Who tortures souls in hell?

Answer:

Contrary to what many works of art depict, the tortures of hell experienced by the damned are not at the end of a demon’s red-hot poker. Nor is God stoking the fires of hell so he can enjoy the suffering and misery of the damned as they roast in eternal fires.

The tortures of hell are self-imposed. The Church teaches that the torments suffered by “the damned will suffer in both mind and body, because both mind and body had a share in their sins. The mind suffers the ‘pain of loss’ in which it is tortured by the thought of having lost God forever, and the body suffers the ‘pain of sense’ by which it is tortured by the thought of having lost God forever, and the body suffers the ‘pain of sense: by which it is tortured in all its members and senses’ (Baltimore Catechism, lesson 7. question 380).

Pope John Paul II’s 1999 General Audience address on hell:

1. God is the infinitely good and merciful Father. But man, called to respond to him freely, can unfortunately choose to reject his love and forgiveness once and for all, thus separating himself for ever from joyful communion with him. It is precisely this tragic situation that Christian doctrine explains when it speaks of eternal damnation or hell.  It is not a punishment imposed externally by God but a development of premises already set by people in this life. The very dimension of unhappiness which this obscure condition brings can in a certain way be sensed in the light of some of the terrible experiences we have suffered which, as is commonly said, make life “hell.”

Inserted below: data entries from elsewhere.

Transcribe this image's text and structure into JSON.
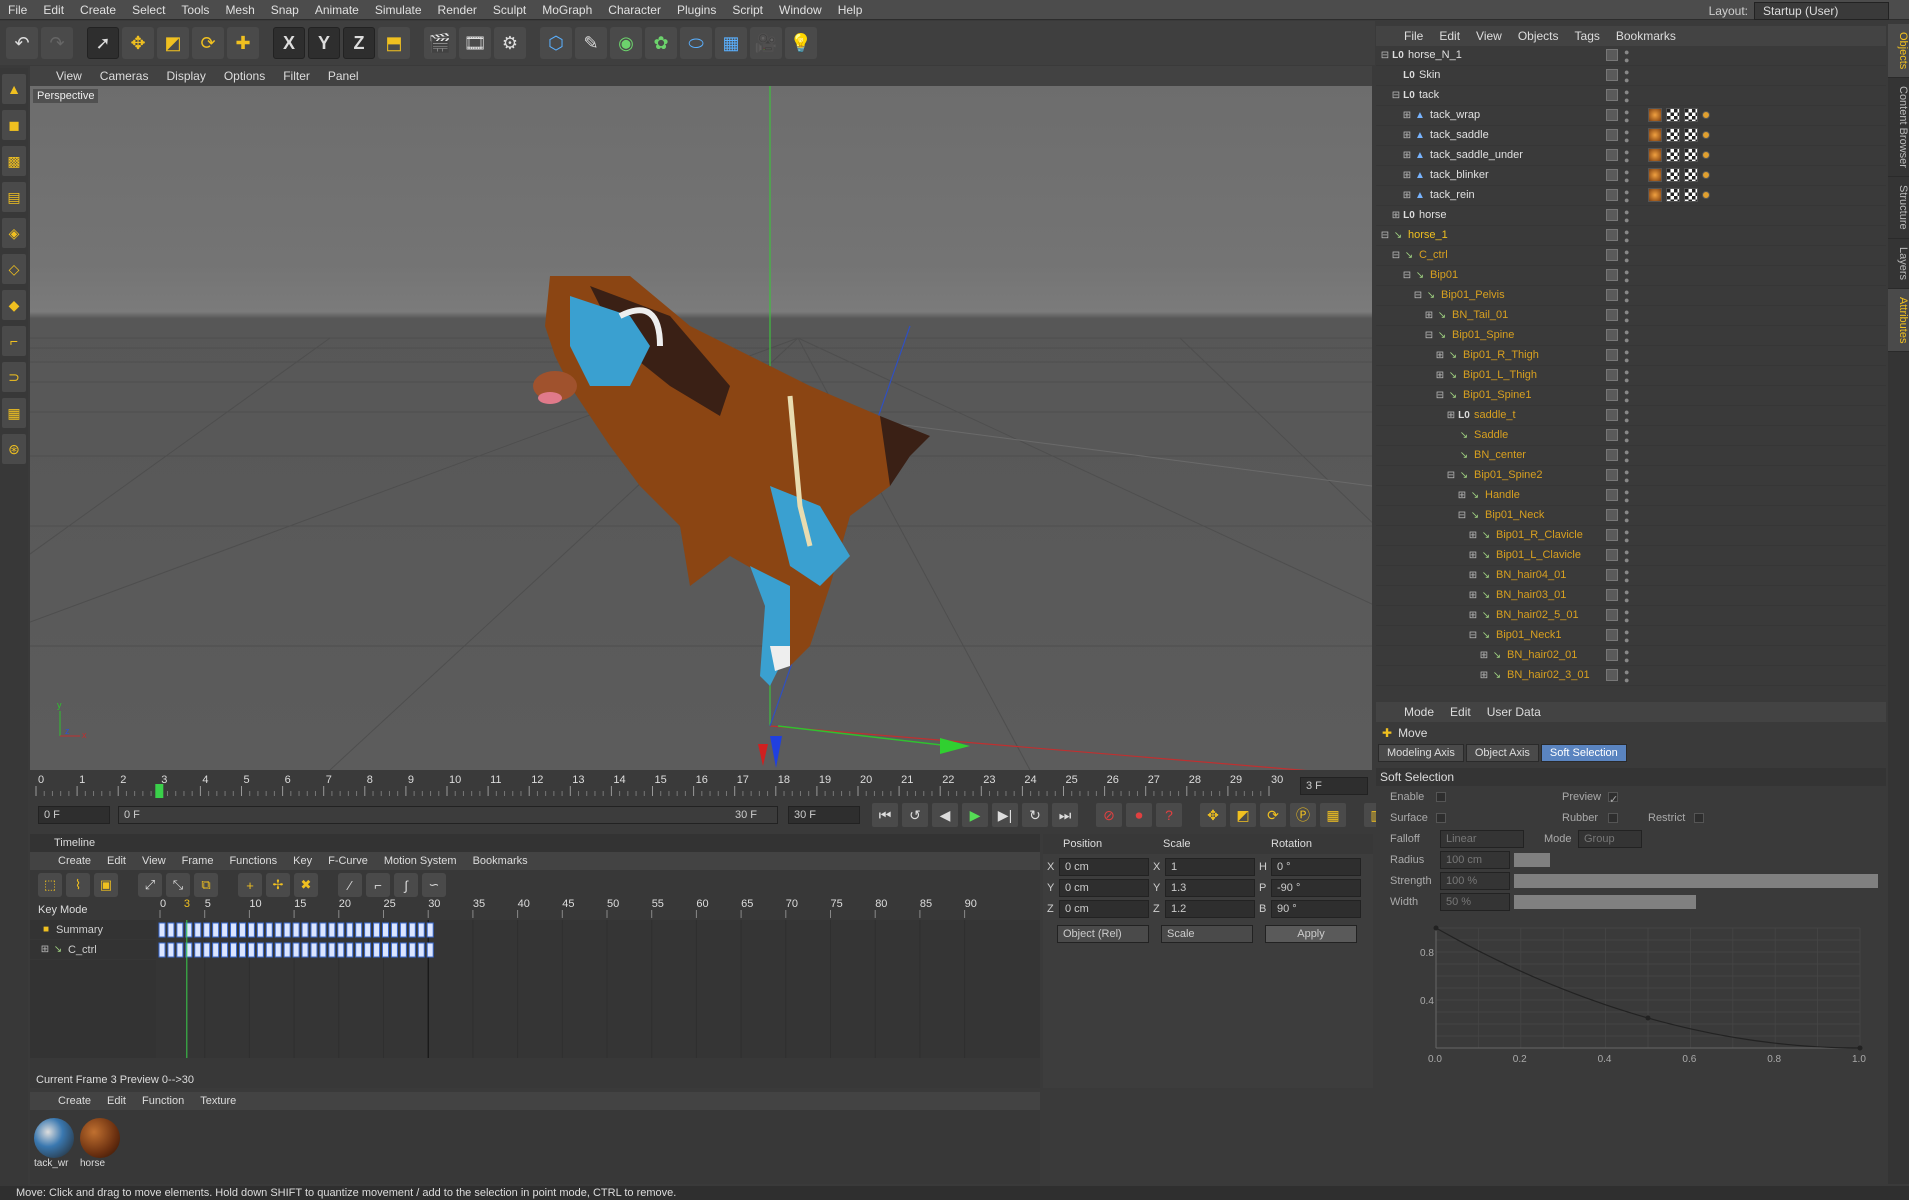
{
  "menubar": {
    "items": [
      "File",
      "Edit",
      "Create",
      "Select",
      "Tools",
      "Mesh",
      "Snap",
      "Animate",
      "Simulate",
      "Render",
      "Sculpt",
      "MoGraph",
      "Character",
      "Plugins",
      "Script",
      "Window",
      "Help"
    ],
    "layout_label": "Layout:",
    "layout_value": "Startup (User)"
  },
  "viewport": {
    "menu": [
      "View",
      "Cameras",
      "Display",
      "Options",
      "Filter",
      "Panel"
    ],
    "label": "Perspective"
  },
  "ruler": {
    "ticks": [
      "0",
      "1",
      "2",
      "3",
      "4",
      "5",
      "6",
      "7",
      "8",
      "9",
      "10",
      "11",
      "12",
      "13",
      "14",
      "15",
      "16",
      "17",
      "18",
      "19",
      "20",
      "21",
      "22",
      "23",
      "24",
      "25",
      "26",
      "27",
      "28",
      "29",
      "30"
    ],
    "current_frame_field": "3 F",
    "current": 3
  },
  "timectrl": {
    "start": "0 F",
    "range_start": "0 F",
    "range_end": "30 F",
    "end": "30 F"
  },
  "timeline": {
    "title": "Timeline",
    "menu": [
      "Create",
      "Edit",
      "View",
      "Frame",
      "Functions",
      "Key",
      "F-Curve",
      "Motion System",
      "Bookmarks"
    ],
    "mode": "Key Mode",
    "ticks": [
      "0",
      "5",
      "10",
      "15",
      "20",
      "25",
      "30",
      "35",
      "40",
      "45",
      "50",
      "55",
      "60",
      "65",
      "70",
      "75",
      "80",
      "85",
      "90"
    ],
    "current": "3",
    "tracks": [
      {
        "name": "Summary"
      },
      {
        "name": "C_ctrl"
      }
    ],
    "status": "Current Frame  3  Preview  0-->30"
  },
  "coords": {
    "headers": [
      "Position",
      "Scale",
      "Rotation"
    ],
    "rows": [
      {
        "axis": "X",
        "pos": "0 cm",
        "saxis": "X",
        "scale": "1",
        "raxis": "H",
        "rot": "0 °"
      },
      {
        "axis": "Y",
        "pos": "0 cm",
        "saxis": "Y",
        "scale": "1.3",
        "raxis": "P",
        "rot": "-90 °"
      },
      {
        "axis": "Z",
        "pos": "0 cm",
        "saxis": "Z",
        "scale": "1.2",
        "raxis": "B",
        "rot": "90 °"
      }
    ],
    "mode": "Object (Rel)",
    "scale_mode": "Scale",
    "apply": "Apply"
  },
  "material": {
    "menu": [
      "Create",
      "Edit",
      "Function",
      "Texture"
    ],
    "items": [
      {
        "name": "tack_wr"
      },
      {
        "name": "horse"
      }
    ]
  },
  "status": "Move: Click and drag to move elements. Hold down SHIFT to quantize movement / add to the selection in point mode, CTRL to remove.",
  "objects": {
    "menu": [
      "File",
      "Edit",
      "View",
      "Objects",
      "Tags",
      "Bookmarks"
    ],
    "rows": [
      {
        "name": "horse_N_1",
        "indent": 0,
        "type": "null",
        "exp": "⊟",
        "tags": false
      },
      {
        "name": "Skin",
        "indent": 1,
        "type": "null",
        "exp": "",
        "tags": false
      },
      {
        "name": "tack",
        "indent": 1,
        "type": "null",
        "exp": "⊟",
        "tags": false
      },
      {
        "name": "tack_wrap",
        "indent": 2,
        "type": "poly",
        "exp": "⊞",
        "tags": true
      },
      {
        "name": "tack_saddle",
        "indent": 2,
        "type": "poly",
        "exp": "⊞",
        "tags": true
      },
      {
        "name": "tack_saddle_under",
        "indent": 2,
        "type": "poly",
        "exp": "⊞",
        "tags": true
      },
      {
        "name": "tack_blinker",
        "indent": 2,
        "type": "poly",
        "exp": "⊞",
        "tags": true
      },
      {
        "name": "tack_rein",
        "indent": 2,
        "type": "poly",
        "exp": "⊞",
        "tags": true
      },
      {
        "name": "horse",
        "indent": 1,
        "type": "null",
        "exp": "⊞",
        "tags": false
      },
      {
        "name": "horse_1",
        "indent": 0,
        "type": "horse1",
        "exp": "⊟",
        "tags": false
      },
      {
        "name": "C_ctrl",
        "indent": 1,
        "type": "bone",
        "exp": "⊟",
        "tags": false
      },
      {
        "name": "Bip01",
        "indent": 2,
        "type": "bone",
        "exp": "⊟",
        "tags": false
      },
      {
        "name": "Bip01_Pelvis",
        "indent": 3,
        "type": "bone",
        "exp": "⊟",
        "tags": false
      },
      {
        "name": "BN_Tail_01",
        "indent": 4,
        "type": "bone",
        "exp": "⊞",
        "tags": false
      },
      {
        "name": "Bip01_Spine",
        "indent": 4,
        "type": "bone",
        "exp": "⊟",
        "tags": false
      },
      {
        "name": "Bip01_R_Thigh",
        "indent": 5,
        "type": "bone",
        "exp": "⊞",
        "tags": false
      },
      {
        "name": "Bip01_L_Thigh",
        "indent": 5,
        "type": "bone",
        "exp": "⊞",
        "tags": false
      },
      {
        "name": "Bip01_Spine1",
        "indent": 5,
        "type": "bone",
        "exp": "⊟",
        "tags": false
      },
      {
        "name": "saddle_t",
        "indent": 6,
        "type": "bnull",
        "exp": "⊞",
        "tags": false
      },
      {
        "name": "Saddle",
        "indent": 6,
        "type": "bone",
        "exp": "",
        "tags": false
      },
      {
        "name": "BN_center",
        "indent": 6,
        "type": "bone",
        "exp": "",
        "tags": false
      },
      {
        "name": "Bip01_Spine2",
        "indent": 6,
        "type": "bone",
        "exp": "⊟",
        "tags": false
      },
      {
        "name": "Handle",
        "indent": 7,
        "type": "bone",
        "exp": "⊞",
        "tags": false
      },
      {
        "name": "Bip01_Neck",
        "indent": 7,
        "type": "bone",
        "exp": "⊟",
        "tags": false
      },
      {
        "name": "Bip01_R_Clavicle",
        "indent": 8,
        "type": "bone",
        "exp": "⊞",
        "tags": false
      },
      {
        "name": "Bip01_L_Clavicle",
        "indent": 8,
        "type": "bone",
        "exp": "⊞",
        "tags": false
      },
      {
        "name": "BN_hair04_01",
        "indent": 8,
        "type": "bone",
        "exp": "⊞",
        "tags": false
      },
      {
        "name": "BN_hair03_01",
        "indent": 8,
        "type": "bone",
        "exp": "⊞",
        "tags": false
      },
      {
        "name": "BN_hair02_5_01",
        "indent": 8,
        "type": "bone",
        "exp": "⊞",
        "tags": false
      },
      {
        "name": "Bip01_Neck1",
        "indent": 8,
        "type": "bone",
        "exp": "⊟",
        "tags": false
      },
      {
        "name": "BN_hair02_01",
        "indent": 9,
        "type": "bone",
        "exp": "⊞",
        "tags": false
      },
      {
        "name": "BN_hair02_3_01",
        "indent": 9,
        "type": "bone",
        "exp": "⊞",
        "tags": false
      }
    ]
  },
  "attributes": {
    "menu": [
      "Mode",
      "Edit",
      "User Data"
    ],
    "tool": "Move",
    "tabs": [
      "Modeling Axis",
      "Object Axis",
      "Soft Selection"
    ],
    "section": "Soft Selection",
    "enable": "Enable",
    "preview": "Preview",
    "surface": "Surface",
    "rubber": "Rubber",
    "restrict": "Restrict",
    "falloff": "Falloff",
    "falloff_val": "Linear",
    "mode": "Mode",
    "mode_val": "Group",
    "radius": "Radius",
    "radius_val": "100 cm",
    "strength": "Strength",
    "strength_val": "100 %",
    "width": "Width",
    "width_val": "50 %",
    "graph_y": [
      "0.8",
      "0.4"
    ],
    "graph_x": [
      "0.0",
      "0.2",
      "0.4",
      "0.6",
      "0.8",
      "1.0"
    ]
  },
  "rightstrip": [
    "Objects",
    "Content Browser",
    "Structure",
    "Layers",
    "Attributes"
  ]
}
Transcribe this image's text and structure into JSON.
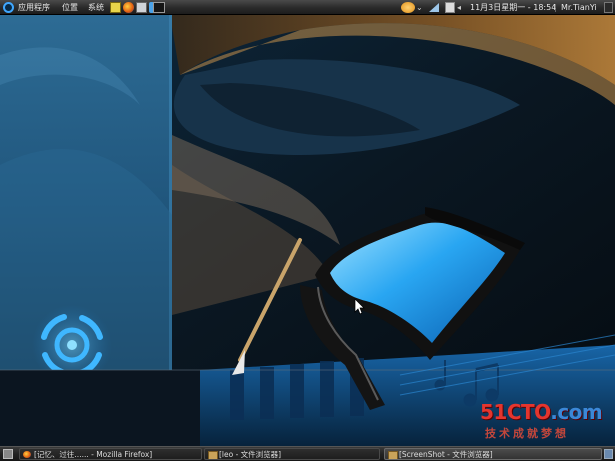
{
  "top_panel": {
    "menus": [
      "应用程序",
      "位置",
      "系统"
    ],
    "clock": "11月3日星期一 - 18:54",
    "user": "Mr.TianYi"
  },
  "taskbar": {
    "items": [
      {
        "label": "[记忆、过往...... - Mozilla Firefox]",
        "active": false
      },
      {
        "label": "[leo - 文件浏览器]",
        "active": false
      },
      {
        "label": "[ScreenShot - 文件浏览器]",
        "active": true
      }
    ]
  },
  "watermark": {
    "logo": "51CTO",
    "logo_suffix": ".com",
    "subtitle": "技术成就梦想"
  },
  "colors": {
    "accent_blue": "#1e9be8",
    "panel": "#2a2a2a",
    "watermark_red": "#e4352e"
  }
}
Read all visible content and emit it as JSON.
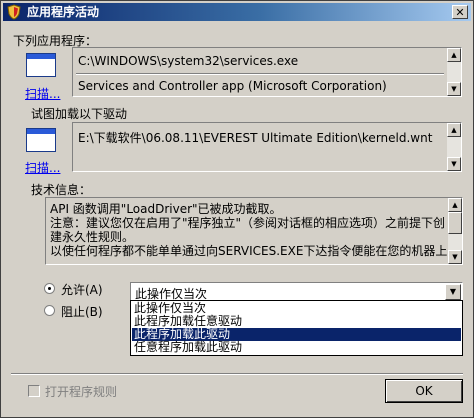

In a theological sense, hell is something else: the ultimate consequence of sin itself, which turns against the person who committed it. It is the state of those who definitively reject the Father’s mercy, even at the last moment of their life.

“Eternal damnation,” therefore, is not attributed to God’s initiative, because in his merciful love he can only desire the salvation of the beings he created. In reality, it is the creature who closes himself to his love. Damnation consists in definitive separation from God, freely chosen by the human person and confirmed with death, which seals his choice forever. God’s judgment ratifies this state.